Technical Abstract: The 2020-2025 Dietary Guidelines for Americans (DGA) includes a Healthy Vegetarian Dietary Pattern (HVDP) with dairy foods and eggs as one of its three recommended dietary patterns for non-pregnant, non-lactating healthy adults. This study evaluates whether pescatarian, lacto-vegetarian, and “pescavegan” adaptations of the HVDP can be nutritionally adequate if modeled with foods recommended by the DGA. The nutrient composition of these three alternative models of the HVDP were assessed at 1800-, 2000-, 2200-, and 2400- kcal/day using similar food pattern modeling procedures as the 2020 DGA. For the pescatarian and pescavegan models, 0.5 ounce-equivalent of refined grains per day was replaced with seafood.

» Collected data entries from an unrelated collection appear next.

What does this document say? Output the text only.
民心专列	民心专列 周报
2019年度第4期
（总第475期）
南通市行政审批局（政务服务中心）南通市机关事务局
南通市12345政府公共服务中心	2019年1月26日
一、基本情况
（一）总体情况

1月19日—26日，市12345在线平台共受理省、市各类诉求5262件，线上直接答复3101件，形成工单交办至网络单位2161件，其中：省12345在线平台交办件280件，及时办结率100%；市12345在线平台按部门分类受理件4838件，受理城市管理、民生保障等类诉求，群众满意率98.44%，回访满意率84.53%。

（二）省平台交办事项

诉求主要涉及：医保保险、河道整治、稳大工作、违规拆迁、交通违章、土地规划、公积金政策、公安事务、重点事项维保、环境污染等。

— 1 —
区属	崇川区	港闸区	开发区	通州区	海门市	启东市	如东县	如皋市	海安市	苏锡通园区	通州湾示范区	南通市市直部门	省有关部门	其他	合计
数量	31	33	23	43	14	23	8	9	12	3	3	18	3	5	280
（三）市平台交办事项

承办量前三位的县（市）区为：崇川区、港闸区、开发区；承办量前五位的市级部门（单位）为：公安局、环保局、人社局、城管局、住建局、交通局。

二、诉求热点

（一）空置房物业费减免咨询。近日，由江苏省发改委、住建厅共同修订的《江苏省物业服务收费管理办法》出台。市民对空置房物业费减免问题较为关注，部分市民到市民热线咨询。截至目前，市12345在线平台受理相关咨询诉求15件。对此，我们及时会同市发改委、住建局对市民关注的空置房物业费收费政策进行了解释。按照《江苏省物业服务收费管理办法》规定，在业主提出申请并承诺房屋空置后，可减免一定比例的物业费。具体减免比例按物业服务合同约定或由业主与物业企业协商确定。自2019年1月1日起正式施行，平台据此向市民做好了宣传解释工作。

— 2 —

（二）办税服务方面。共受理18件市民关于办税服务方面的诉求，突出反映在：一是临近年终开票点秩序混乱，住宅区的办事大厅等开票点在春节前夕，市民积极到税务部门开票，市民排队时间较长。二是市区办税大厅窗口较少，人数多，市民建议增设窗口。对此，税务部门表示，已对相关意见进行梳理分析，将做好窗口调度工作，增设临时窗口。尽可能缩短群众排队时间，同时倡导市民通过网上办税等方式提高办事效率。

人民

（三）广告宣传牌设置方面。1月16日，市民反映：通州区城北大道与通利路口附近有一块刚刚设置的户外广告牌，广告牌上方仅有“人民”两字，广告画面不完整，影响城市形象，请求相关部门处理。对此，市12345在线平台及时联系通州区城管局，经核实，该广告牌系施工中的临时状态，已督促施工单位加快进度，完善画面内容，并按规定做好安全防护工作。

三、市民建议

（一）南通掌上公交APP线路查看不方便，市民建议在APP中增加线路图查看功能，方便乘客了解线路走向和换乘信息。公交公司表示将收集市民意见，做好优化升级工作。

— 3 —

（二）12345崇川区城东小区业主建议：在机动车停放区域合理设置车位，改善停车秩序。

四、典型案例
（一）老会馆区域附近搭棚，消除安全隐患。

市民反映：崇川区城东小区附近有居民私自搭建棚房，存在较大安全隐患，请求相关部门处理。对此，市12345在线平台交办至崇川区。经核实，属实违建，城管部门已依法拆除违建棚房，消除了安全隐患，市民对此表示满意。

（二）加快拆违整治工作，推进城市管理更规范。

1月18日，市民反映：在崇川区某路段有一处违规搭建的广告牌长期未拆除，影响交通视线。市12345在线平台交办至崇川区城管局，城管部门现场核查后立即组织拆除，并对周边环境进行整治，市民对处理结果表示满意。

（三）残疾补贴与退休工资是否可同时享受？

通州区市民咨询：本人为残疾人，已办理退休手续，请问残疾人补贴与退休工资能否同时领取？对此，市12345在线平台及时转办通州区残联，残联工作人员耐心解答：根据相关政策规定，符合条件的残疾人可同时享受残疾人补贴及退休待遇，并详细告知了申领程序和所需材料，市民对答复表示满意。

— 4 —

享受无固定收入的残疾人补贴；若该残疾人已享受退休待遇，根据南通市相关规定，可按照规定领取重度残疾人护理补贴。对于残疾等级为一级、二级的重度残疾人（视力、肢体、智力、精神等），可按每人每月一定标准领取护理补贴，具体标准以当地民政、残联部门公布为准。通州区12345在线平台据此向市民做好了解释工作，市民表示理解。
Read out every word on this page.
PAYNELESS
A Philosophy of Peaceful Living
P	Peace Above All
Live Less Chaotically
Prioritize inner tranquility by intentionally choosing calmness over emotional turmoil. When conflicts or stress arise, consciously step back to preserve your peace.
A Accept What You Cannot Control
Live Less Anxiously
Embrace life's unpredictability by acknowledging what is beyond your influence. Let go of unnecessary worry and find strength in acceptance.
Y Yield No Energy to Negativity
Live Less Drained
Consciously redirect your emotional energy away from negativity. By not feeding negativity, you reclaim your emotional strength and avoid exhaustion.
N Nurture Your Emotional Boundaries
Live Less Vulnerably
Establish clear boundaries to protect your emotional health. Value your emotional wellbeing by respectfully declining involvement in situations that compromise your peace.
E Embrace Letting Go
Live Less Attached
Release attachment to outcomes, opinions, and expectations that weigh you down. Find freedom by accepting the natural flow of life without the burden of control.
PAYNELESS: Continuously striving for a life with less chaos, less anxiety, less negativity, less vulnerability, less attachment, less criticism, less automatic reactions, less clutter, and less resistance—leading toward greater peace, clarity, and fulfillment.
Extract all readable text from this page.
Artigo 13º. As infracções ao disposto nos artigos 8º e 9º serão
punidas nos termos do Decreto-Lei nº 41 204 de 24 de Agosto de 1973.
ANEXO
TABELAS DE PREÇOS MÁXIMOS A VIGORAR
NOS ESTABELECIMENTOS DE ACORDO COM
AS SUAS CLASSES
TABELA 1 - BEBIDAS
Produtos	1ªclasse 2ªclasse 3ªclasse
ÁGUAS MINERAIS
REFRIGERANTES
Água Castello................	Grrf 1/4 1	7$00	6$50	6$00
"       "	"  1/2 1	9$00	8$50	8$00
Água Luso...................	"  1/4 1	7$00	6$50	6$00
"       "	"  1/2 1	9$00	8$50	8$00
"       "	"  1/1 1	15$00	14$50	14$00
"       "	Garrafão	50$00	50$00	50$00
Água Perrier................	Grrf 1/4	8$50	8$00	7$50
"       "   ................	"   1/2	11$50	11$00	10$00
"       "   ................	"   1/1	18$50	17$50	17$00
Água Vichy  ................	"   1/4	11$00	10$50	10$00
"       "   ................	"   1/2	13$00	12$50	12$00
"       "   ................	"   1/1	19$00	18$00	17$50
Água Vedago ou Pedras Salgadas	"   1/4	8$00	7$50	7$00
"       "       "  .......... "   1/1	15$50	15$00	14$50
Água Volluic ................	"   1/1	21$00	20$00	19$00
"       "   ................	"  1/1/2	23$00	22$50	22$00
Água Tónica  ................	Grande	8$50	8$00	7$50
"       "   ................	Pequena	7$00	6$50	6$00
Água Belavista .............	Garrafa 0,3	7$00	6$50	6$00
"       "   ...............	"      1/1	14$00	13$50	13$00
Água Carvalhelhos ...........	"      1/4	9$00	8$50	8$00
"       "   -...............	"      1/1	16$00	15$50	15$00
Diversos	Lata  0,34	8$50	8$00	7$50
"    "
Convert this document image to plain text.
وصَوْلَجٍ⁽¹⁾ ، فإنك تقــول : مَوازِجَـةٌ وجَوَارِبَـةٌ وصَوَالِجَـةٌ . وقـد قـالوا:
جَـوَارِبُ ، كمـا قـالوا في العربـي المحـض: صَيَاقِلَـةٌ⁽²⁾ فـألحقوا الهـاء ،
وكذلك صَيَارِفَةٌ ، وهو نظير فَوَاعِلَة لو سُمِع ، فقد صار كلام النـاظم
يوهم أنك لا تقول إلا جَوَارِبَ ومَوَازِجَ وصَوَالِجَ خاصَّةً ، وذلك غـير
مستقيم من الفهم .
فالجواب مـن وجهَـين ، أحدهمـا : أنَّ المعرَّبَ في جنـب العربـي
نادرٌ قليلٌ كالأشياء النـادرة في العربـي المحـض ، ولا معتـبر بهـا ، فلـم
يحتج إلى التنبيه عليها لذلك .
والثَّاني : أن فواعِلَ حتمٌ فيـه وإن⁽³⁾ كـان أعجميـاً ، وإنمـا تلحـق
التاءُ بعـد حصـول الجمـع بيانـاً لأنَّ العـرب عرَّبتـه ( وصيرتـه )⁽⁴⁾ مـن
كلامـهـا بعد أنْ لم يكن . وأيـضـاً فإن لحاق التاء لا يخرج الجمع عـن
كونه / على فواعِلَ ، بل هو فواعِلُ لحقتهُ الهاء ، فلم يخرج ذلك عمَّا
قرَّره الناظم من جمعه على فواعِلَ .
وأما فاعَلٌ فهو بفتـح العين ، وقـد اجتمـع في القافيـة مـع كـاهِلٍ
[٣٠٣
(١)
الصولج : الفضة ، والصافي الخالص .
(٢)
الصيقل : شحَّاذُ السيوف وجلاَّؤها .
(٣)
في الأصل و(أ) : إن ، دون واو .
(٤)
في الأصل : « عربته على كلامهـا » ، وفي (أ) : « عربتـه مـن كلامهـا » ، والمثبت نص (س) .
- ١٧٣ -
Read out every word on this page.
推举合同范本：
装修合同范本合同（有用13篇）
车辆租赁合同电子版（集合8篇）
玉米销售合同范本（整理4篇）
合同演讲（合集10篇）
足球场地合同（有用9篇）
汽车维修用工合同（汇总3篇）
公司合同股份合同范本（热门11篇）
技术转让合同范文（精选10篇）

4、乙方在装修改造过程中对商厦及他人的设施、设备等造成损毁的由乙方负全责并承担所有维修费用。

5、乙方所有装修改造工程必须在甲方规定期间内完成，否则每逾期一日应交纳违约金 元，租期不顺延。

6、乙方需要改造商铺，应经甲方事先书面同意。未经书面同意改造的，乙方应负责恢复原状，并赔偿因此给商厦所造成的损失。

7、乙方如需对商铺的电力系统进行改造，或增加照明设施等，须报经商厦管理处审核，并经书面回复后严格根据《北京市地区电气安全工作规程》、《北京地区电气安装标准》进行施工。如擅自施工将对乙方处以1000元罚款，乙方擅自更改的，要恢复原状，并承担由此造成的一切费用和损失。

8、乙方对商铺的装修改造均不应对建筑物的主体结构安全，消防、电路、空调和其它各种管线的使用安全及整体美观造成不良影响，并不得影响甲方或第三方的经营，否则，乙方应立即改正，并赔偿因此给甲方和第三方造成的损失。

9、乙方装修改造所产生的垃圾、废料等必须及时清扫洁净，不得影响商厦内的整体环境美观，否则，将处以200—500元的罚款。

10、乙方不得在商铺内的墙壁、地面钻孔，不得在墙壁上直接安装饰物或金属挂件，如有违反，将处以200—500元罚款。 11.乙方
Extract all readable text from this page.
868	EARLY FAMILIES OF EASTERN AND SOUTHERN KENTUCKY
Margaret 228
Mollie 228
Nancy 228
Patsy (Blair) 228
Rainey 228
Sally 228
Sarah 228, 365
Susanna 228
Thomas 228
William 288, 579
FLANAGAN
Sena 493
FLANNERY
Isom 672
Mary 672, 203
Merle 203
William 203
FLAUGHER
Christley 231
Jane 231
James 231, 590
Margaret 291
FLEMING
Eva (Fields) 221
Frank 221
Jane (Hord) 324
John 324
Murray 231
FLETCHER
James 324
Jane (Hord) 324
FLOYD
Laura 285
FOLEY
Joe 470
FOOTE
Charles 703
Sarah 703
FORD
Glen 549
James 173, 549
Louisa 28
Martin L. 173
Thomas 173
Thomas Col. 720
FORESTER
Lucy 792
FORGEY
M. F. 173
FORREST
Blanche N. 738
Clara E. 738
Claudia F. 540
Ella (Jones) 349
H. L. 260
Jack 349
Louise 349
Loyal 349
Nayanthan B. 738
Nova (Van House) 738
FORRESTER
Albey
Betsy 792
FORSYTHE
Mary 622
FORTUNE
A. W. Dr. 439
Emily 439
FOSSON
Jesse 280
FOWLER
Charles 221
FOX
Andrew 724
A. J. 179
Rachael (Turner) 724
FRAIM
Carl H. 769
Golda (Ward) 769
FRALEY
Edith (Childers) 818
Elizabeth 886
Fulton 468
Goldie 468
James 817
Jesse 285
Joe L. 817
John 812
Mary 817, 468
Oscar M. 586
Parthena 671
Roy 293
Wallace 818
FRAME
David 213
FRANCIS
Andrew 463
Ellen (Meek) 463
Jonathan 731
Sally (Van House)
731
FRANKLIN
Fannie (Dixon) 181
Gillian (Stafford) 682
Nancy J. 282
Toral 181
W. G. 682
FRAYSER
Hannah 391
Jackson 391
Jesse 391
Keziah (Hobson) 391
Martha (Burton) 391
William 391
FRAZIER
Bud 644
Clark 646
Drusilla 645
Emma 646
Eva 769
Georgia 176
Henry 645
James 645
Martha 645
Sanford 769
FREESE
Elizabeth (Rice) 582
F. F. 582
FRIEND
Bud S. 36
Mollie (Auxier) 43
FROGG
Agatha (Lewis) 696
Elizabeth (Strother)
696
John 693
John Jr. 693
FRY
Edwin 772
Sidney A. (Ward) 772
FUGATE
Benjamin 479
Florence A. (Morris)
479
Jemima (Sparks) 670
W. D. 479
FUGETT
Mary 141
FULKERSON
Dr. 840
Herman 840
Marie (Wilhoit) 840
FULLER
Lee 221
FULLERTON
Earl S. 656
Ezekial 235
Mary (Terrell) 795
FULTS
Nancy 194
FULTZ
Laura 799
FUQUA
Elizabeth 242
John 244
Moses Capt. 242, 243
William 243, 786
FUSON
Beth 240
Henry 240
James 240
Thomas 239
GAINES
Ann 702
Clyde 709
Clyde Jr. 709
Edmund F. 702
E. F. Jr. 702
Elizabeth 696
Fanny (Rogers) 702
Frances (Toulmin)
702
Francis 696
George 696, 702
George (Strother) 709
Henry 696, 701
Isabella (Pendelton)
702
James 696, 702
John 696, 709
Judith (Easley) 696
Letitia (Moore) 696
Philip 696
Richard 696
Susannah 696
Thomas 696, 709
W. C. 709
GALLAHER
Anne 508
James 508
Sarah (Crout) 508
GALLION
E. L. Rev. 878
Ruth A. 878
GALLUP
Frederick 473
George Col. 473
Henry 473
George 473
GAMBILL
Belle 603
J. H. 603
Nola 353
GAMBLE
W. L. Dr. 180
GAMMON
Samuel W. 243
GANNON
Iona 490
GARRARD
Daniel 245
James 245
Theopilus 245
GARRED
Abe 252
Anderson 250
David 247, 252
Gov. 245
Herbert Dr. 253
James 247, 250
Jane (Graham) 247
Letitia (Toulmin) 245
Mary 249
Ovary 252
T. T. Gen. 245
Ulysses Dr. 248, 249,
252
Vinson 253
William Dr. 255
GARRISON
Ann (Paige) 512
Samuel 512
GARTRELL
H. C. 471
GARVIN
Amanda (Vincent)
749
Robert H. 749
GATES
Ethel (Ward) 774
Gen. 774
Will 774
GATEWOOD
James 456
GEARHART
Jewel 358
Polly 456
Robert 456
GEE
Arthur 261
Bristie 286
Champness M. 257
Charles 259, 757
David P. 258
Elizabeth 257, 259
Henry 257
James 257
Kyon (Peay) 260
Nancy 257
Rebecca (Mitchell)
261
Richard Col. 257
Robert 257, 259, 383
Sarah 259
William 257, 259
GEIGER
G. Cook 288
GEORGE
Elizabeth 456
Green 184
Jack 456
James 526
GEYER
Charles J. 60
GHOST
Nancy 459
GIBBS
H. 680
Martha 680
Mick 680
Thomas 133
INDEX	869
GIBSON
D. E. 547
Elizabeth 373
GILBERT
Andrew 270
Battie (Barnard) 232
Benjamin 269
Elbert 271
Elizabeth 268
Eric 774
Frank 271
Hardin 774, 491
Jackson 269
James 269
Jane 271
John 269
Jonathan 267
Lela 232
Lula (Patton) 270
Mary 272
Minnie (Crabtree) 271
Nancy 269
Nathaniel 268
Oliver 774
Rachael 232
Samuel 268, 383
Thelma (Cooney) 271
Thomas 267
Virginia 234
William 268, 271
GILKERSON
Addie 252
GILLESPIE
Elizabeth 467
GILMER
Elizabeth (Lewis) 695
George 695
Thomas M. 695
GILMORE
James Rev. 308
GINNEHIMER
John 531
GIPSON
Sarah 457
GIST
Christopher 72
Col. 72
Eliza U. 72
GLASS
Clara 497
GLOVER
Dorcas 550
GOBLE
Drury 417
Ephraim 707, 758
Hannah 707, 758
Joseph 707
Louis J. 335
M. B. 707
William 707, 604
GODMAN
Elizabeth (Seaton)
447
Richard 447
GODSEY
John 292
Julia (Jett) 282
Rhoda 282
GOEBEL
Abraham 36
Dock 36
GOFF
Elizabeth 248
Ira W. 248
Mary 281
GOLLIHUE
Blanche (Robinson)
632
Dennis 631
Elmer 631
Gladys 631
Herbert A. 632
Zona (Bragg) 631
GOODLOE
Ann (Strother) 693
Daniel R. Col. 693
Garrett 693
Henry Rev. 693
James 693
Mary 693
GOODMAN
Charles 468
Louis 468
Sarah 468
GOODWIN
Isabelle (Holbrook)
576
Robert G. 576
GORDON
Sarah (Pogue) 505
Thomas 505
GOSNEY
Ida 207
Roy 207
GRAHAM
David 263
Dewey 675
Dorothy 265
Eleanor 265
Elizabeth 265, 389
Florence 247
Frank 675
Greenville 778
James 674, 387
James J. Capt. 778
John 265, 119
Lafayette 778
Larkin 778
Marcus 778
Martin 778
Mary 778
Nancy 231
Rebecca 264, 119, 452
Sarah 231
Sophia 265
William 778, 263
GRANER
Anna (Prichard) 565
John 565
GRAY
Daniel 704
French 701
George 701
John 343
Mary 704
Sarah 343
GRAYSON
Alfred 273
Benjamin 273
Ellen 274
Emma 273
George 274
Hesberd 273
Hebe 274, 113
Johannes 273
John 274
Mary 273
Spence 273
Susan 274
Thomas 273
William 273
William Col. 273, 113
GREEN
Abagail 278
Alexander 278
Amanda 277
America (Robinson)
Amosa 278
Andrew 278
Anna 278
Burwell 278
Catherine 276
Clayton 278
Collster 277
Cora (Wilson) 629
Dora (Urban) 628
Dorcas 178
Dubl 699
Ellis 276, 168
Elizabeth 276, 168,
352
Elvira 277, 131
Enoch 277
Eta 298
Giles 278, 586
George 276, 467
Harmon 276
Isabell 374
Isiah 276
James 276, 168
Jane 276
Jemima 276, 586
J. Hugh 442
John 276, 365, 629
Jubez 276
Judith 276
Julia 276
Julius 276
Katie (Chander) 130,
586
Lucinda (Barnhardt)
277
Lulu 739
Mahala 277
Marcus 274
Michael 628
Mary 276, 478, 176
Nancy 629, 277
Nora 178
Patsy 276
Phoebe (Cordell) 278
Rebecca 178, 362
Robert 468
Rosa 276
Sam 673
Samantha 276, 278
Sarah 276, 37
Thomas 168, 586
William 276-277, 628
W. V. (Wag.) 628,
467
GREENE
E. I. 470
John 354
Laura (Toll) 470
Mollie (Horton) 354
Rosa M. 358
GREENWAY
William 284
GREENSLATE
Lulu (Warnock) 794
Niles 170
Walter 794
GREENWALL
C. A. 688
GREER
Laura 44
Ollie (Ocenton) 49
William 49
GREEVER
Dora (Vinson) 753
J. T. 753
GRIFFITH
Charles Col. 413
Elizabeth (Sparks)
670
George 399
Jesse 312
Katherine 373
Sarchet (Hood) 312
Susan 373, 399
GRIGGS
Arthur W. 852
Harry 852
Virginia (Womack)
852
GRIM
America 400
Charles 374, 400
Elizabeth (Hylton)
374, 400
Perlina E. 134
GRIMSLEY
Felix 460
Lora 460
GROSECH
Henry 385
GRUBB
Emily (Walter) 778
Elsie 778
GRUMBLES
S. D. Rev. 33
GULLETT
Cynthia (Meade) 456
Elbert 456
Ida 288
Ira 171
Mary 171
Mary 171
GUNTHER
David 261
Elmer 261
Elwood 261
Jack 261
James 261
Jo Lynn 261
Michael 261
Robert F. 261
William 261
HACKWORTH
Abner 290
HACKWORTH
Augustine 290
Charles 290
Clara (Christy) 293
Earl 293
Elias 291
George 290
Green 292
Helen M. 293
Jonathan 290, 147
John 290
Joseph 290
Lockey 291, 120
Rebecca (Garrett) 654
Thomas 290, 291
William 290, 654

For the lacto-vegetarian and pescavegan models, eggs were replaced with equal proportions of the other vegetarian protein foods. In the pescavegan model, dairy foods were replaced by a dairy alternative group comprised of fortified soy milk and soy yogurt. All models at all energy levels were within Acceptable Macronutrient Distribution Ranges (AMDRs) for all macronutrients, contained =5% of total kcal from saturated fat, and met recommendations for most micronutrients. Nutrients provided below the Dietary Reference Intakes (DRIs) in these models included iron, sodium, vitamin D, vitamin E, and choline. Only amounts of vitamin D and choline were provided in amounts <50% of the DRI. Adapting the HVDP for lacto-vegetarian, pescatarian, and pescavegan dietary patterns provided adequate amounts of macronutrients and most micronutrients.